Título: Rumo à verdade
Autor:
Fonte: Jornal do Brasil, 03/08/2005, Opinião, p. A16

No confronto de ontem no Conselho de Ética da Câmara, um politicamente enfraquecido José Dirceu e um malicioso e pouco confiável Roberto Jefferson - vértices da mais ruidosa série de denúncias de corrupção reveladas nos últimos anos - descortinaram a vasta trilha de contradições, interrogações não respondidas, atos suspeitíssimos obscuros e somas vultosas movimentadas sem explicação evidente. Encerrado, portanto, o depoimento do ex-chefe da Casa Civil e repetido o tiroteio promovido pela ponta do cano verbal de Jefferson, o Brasil pôde deparar-se com um amplo espectro de incertezas sobre as denúncias que têm enxovalhado a imagem do PT, arrefecido a confiança no governo e descredenciado o sistema político-partidário brasileiro. Credite-se a José Dirceu o mérito da palavra de que não renunciará ao mandato - estratégia habitualmente seguida pelos parlamentares situados no limite da punição. No depoimento de ontem, o ex-ministro negou saber da existência do mensalão - a odiosa propina distribuída a parlamentares que votassem matérias de interesse do Palácio do Planalto. Também defendeu o governo Lula - que, segundo Dirceu, ''não rouba e não deixa roubar''. No primeiro aparte do dia, o antes amigo e hoje inimigo Roberto Jefferson chamou-o de ''inocente humilde'': o então homem mais forte da República ironizou o petebista, desconhecia os milhões de reais que uniam os políticos às empresas de Marcos Valério de Souza, tampouco fora avisado das descobertas e investigações da Polícia Federal, do Conselho de Controle de Atividades Financeiras (Coaf) e da Agência Brasileira de Inteligência (Abin).

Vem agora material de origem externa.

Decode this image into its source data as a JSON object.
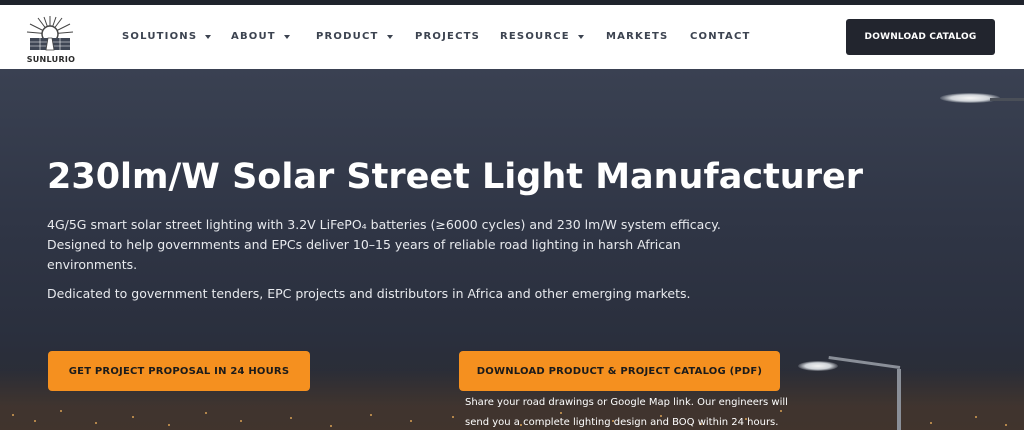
{
  "brand": {
    "name": "SUNLURIO"
  },
  "nav": {
    "items": [
      {
        "label": "SOLUTIONS",
        "dropdown": true
      },
      {
        "label": "ABOUT",
        "dropdown": true
      },
      {
        "label": "PRODUCT",
        "dropdown": true
      },
      {
        "label": "PROJECTS",
        "dropdown": false
      },
      {
        "label": "RESOURCE",
        "dropdown": true
      },
      {
        "label": "MARKETS",
        "dropdown": false
      },
      {
        "label": "CONTACT",
        "dropdown": false
      }
    ],
    "cta_label": "DOWNLOAD CATALOG"
  },
  "hero": {
    "title": "230lm/W Solar Street Light Manufacturer",
    "description_line1": "4G/5G smart solar street lighting with 3.2V LiFePO₄ batteries (≥6000 cycles) and 230 lm/W system efficacy.",
    "description_line2": "Designed to help governments and EPCs deliver 10–15 years of reliable road lighting in harsh African environments.",
    "description_line3": "Dedicated to government tenders, EPC projects and distributors in Africa and other emerging markets.",
    "primary_button": "GET PROJECT PROPOSAL IN 24 HOURS",
    "secondary_button": "DOWNLOAD PRODUCT & PROJECT CATALOG (PDF)",
    "note": "Share your road drawings or Google Map link. Our engineers will send you a complete lighting design and BOQ within 24 hours."
  },
  "colors": {
    "accent": "#f5901f",
    "dark_button": "#22252e",
    "hero_bg": "#2f3545"
  }
}
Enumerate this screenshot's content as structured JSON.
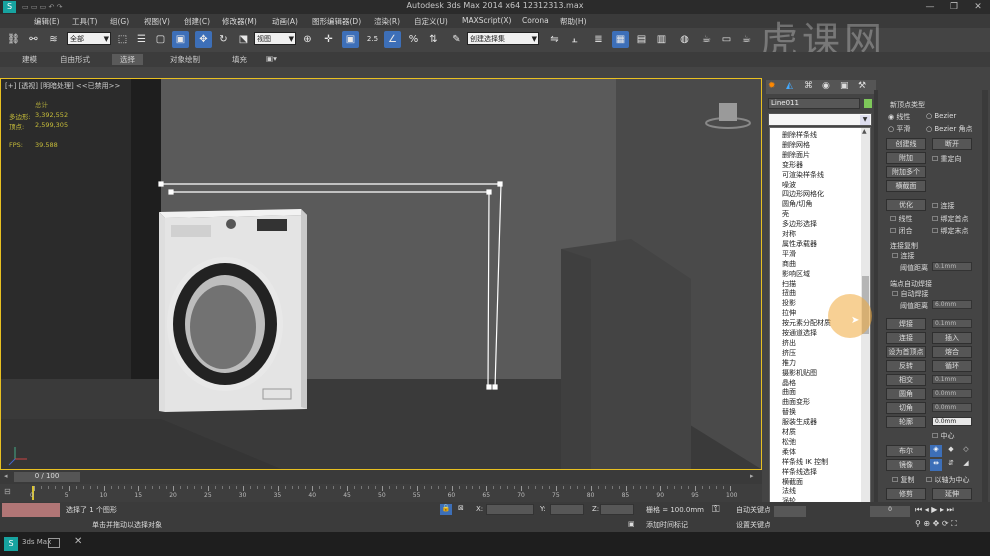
{
  "window": {
    "title": "Autodesk 3ds Max  2014 x64     12312313.max",
    "min": "—",
    "max": "❐",
    "close": "✕"
  },
  "menu": [
    "编辑(E)",
    "工具(T)",
    "组(G)",
    "视图(V)",
    "创建(C)",
    "修改器(M)",
    "动画(A)",
    "图形编辑器(D)",
    "渲染(R)",
    "自定义(U)",
    "MAXScript(X)",
    "Corona",
    "帮助(H)"
  ],
  "toolbar": {
    "selection_filter": "全部",
    "ref_coord": "视图",
    "named_sel": "创建选择集",
    "snap": "2.5",
    "pct": "%"
  },
  "ribbon": {
    "tabs": [
      "建模",
      "自由形式",
      "选择",
      "对象绘制",
      "填充"
    ]
  },
  "viewport": {
    "label": "[+] [透视] [明暗处理]  <<已禁用>>",
    "stats": {
      "head": "总计",
      "poly_label": "多边形:",
      "poly": "3,392,552",
      "vert_label": "顶点:",
      "vert": "2,599,305",
      "fps_label": "FPS:",
      "fps": "39.588"
    }
  },
  "panel": {
    "object_name": "Line011",
    "new_vertex_type": {
      "title": "新顶点类型",
      "linear": "线性",
      "bezier": "Bezier",
      "smooth": "平滑",
      "bezier_corner": "Bezier 角点"
    },
    "buttons": {
      "create_line": "创建线",
      "break": "断开",
      "attach": "附加",
      "reorient": "重定向",
      "attach_mult": "附加多个",
      "cross_section": "横截面",
      "optimize": "优化",
      "connect": "连接",
      "linear": "线性",
      "bind_first": "绑定首点",
      "closed": "闭合",
      "bind_last": "绑定末点"
    },
    "connect_copy": {
      "title": "连接复制",
      "connect": "连接",
      "threshold": "阈值距离",
      "value": "0.1mm"
    },
    "auto_weld": {
      "title": "端点自动焊接",
      "auto": "自动焊接",
      "threshold": "阈值距离",
      "value": "6.0mm"
    },
    "ops": [
      {
        "l": "焊接",
        "v": "0.1mm"
      },
      {
        "l": "连接",
        "r": "插入"
      },
      {
        "l": "设为首顶点",
        "r": "熔合"
      },
      {
        "l": "反转",
        "r": "循环"
      },
      {
        "l": "相交",
        "v": "0.1mm"
      },
      {
        "l": "圆角",
        "v": "0.0mm"
      },
      {
        "l": "切角",
        "v": "0.0mm"
      },
      {
        "l": "轮廓",
        "v": "0.0mm"
      }
    ],
    "center": "中心",
    "boolean": "布尔",
    "mirror": "镜像",
    "copy": "复制",
    "about_pivot": "以轴为中心",
    "trim": "修剪",
    "extend": "延伸"
  },
  "modifier_list": [
    "删除样条线",
    "删除网格",
    "删除面片",
    "变形器",
    "可渲染样条线",
    "噪波",
    "四边形网格化",
    "圆角/切角",
    "壳",
    "多边形选择",
    "对称",
    "属性承载器",
    "平滑",
    "商曲",
    "影响区域",
    "扫描",
    "扭曲",
    "投影",
    "拉伸",
    "按元素分配材质",
    "按通道选择",
    "挤出",
    "挤压",
    "推力",
    "摄影机贴图",
    "晶格",
    "曲面",
    "曲面变形",
    "替换",
    "服装生成器",
    "材质",
    "松弛",
    "柔体",
    "样条线 IK 控制",
    "样条线选择",
    "横截面",
    "法线",
    "涡轮",
    "波浪",
    "涡轮平滑"
  ],
  "timeline": {
    "frame": "0 / 100",
    "ticks": [
      "0",
      "5",
      "10",
      "15",
      "20",
      "25",
      "30",
      "35",
      "40",
      "45",
      "50",
      "55",
      "60",
      "65",
      "70",
      "75",
      "80",
      "85",
      "90",
      "95",
      "100"
    ]
  },
  "status": {
    "selected": "选择了 1 个图形",
    "hint": "单击并拖动以选择对象",
    "x_label": "X:",
    "y_label": "Y:",
    "z_label": "Z:",
    "grid": "栅格 = 100.0mm",
    "auto_key": "自动关键点",
    "set_key": "设置关键点",
    "add_time_tag": "添加时间标记",
    "key_filter": "关键点过滤器"
  },
  "taskbar": {
    "app": "3ds Max"
  },
  "watermark": "虎课网"
}
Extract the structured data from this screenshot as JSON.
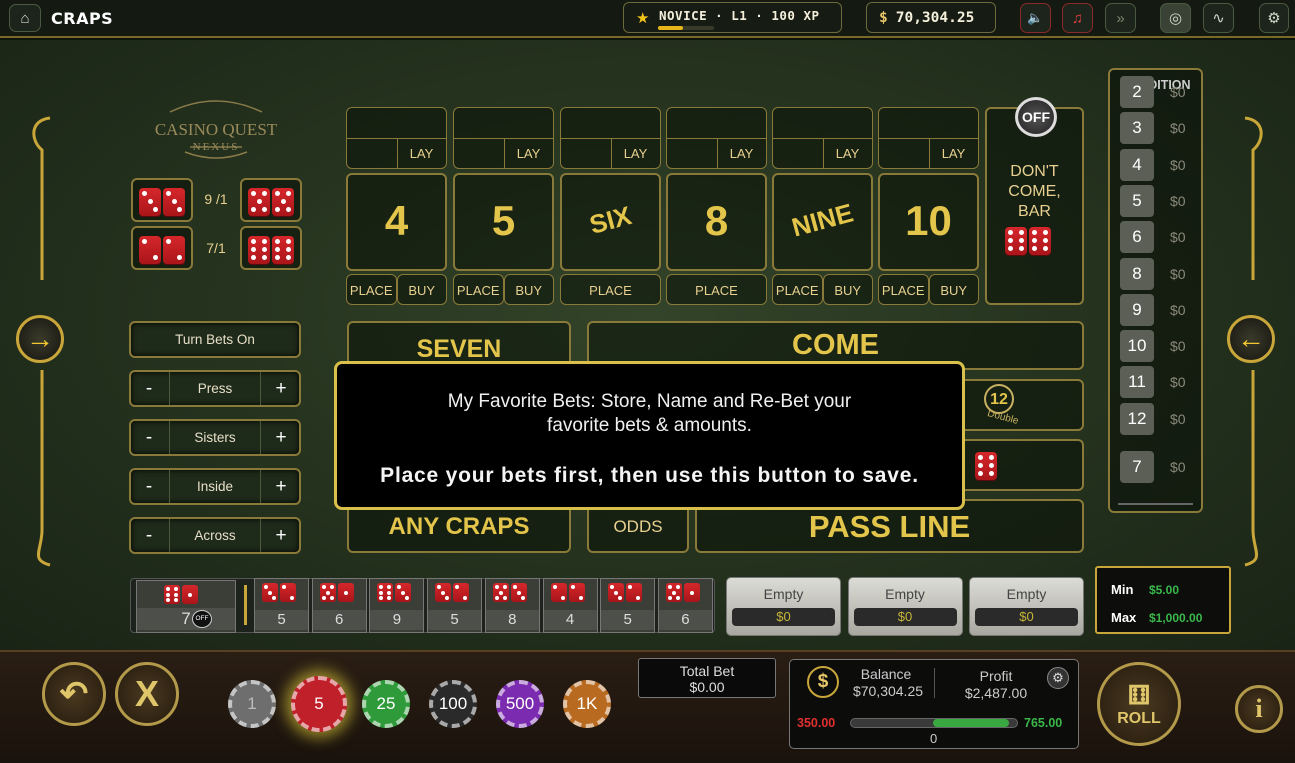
{
  "header": {
    "title": "CRAPS",
    "level_text": "NOVICE · L1 · 100 XP",
    "xp_progress": 0.45,
    "balance_currency": "$",
    "balance": "70,304.25"
  },
  "logo": {
    "line1": "CASINO QUEST",
    "line2": "NEXUS"
  },
  "hop_bets": [
    {
      "odds": "9 /1"
    },
    {
      "odds": "7/1"
    }
  ],
  "side_buttons": {
    "turn_bets": "Turn Bets On",
    "press": "Press",
    "sisters": "Sisters",
    "inside": "Inside",
    "across": "Across",
    "minus": "-",
    "plus": "+"
  },
  "numbers": [
    {
      "label": "4",
      "lay": "LAY",
      "a": "PLACE",
      "b": "BUY"
    },
    {
      "label": "5",
      "lay": "LAY",
      "a": "PLACE",
      "b": "BUY"
    },
    {
      "label": "SIX",
      "lay": "LAY",
      "a": "PLACE",
      "b": ""
    },
    {
      "label": "8",
      "lay": "LAY",
      "a": "PLACE",
      "b": ""
    },
    {
      "label": "NINE",
      "lay": "LAY",
      "a": "PLACE",
      "b": "BUY"
    },
    {
      "label": "10",
      "lay": "LAY",
      "a": "PLACE",
      "b": "BUY"
    }
  ],
  "dont_come": {
    "toggle": "OFF",
    "line1": "DON'T",
    "line2": "COME,",
    "line3": "BAR"
  },
  "bets": {
    "seven": "SEVEN",
    "come": "COME",
    "any_craps": "ANY CRAPS",
    "odds": "ODDS",
    "pass_line": "PASS LINE",
    "twelve": "12",
    "double": "Double"
  },
  "condition": {
    "title": "CONDITION",
    "rows": [
      {
        "n": "2",
        "v": "$0"
      },
      {
        "n": "3",
        "v": "$0"
      },
      {
        "n": "4",
        "v": "$0"
      },
      {
        "n": "5",
        "v": "$0"
      },
      {
        "n": "6",
        "v": "$0"
      },
      {
        "n": "8",
        "v": "$0"
      },
      {
        "n": "9",
        "v": "$0"
      },
      {
        "n": "10",
        "v": "$0"
      },
      {
        "n": "11",
        "v": "$0"
      },
      {
        "n": "12",
        "v": "$0"
      },
      {
        "n": "7",
        "v": "$0"
      }
    ]
  },
  "history": {
    "current": "7",
    "current_tag": "OFF",
    "rolls": [
      "5",
      "6",
      "9",
      "5",
      "8",
      "4",
      "5",
      "6"
    ]
  },
  "favorites": [
    {
      "name": "Empty",
      "amt": "$0"
    },
    {
      "name": "Empty",
      "amt": "$0"
    },
    {
      "name": "Empty",
      "amt": "$0"
    }
  ],
  "limits": {
    "min_label": "Min",
    "min": "$5.00",
    "max_label": "Max",
    "max": "$1,000.00"
  },
  "modal": {
    "line1": "My Favorite Bets: Store, Name and Re-Bet your",
    "line2": "favorite bets & amounts.",
    "line3": "Place your bets first, then use this button to save."
  },
  "chips": [
    {
      "v": "1",
      "color": "#6e6e6e"
    },
    {
      "v": "5",
      "color": "#c0202a"
    },
    {
      "v": "25",
      "color": "#2f9a3a"
    },
    {
      "v": "100",
      "color": "#2a2a2a"
    },
    {
      "v": "500",
      "color": "#7a2bb0"
    },
    {
      "v": "1K",
      "color": "#b86a20"
    }
  ],
  "total_bet": {
    "label": "Total Bet",
    "value": "$0.00"
  },
  "stats": {
    "balance_label": "Balance",
    "balance": "$70,304.25",
    "profit_label": "Profit",
    "profit": "$2,487.00",
    "low": "350.00",
    "zero": "0",
    "high": "765.00"
  },
  "roll": "ROLL"
}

A despeito da nova denúncia posta à mesa por Jefferson (a articulação, por Dirceu, de um acordo que permitisse ao PT e ao PTB dinheiro para sanear suas finanças), o confronto dos dois deixa um saldo perturbador para o país: parece quase impossível hoje saber quem diz a verdade. Trata-se de uma constatação decorrente não apenas da troca de acusações entre ambos e das afirmações mútuas de que estão mentindo. O mais grave é que os depoimentos são profundamente contraditórios e inflacionam o mercado das divergências. Dirceu negou que tivesse conversado ''várias vezes'' com Jefferson sobre o mensalão; negou participação em reunião na qual o presidente Lula teria sido informado sobre a mesada; negou nomeações políticas nos Correios e envolvimento nos desvios de Furnas; negou que um assessor informal tenha sido autorizado a fazer saque numa conta de Marcos Valério.

Da soma de tais negativas, Dirceu sai menor, Jefferson reafirma a incerteza sobre a confiabilidade do que denuncia e o país segue à espera de que as CPIs em curso no Congresso e as investigações do Ministério Público e da Polícia Federam possam radiografar, em definitivo, os crimes que atualmente obscurecem a República. As evidências estimulam a baixa confiança popular e alimentam a indiferença dos cidadãos com a política. Partidos, governo e oposição têm a missão de lancetar os tumores expostos da corrupção. A contradição dos depoimentos não pode servir de limitação aos acusadores, nem de consolo aos acusados. Ao contrário, constitui mais um eloqüente motivo para radicalizar os trabalhos de investigação a fim de encontrar, enfim, o caminho da verdade. É o que o Brasil honesto deseja.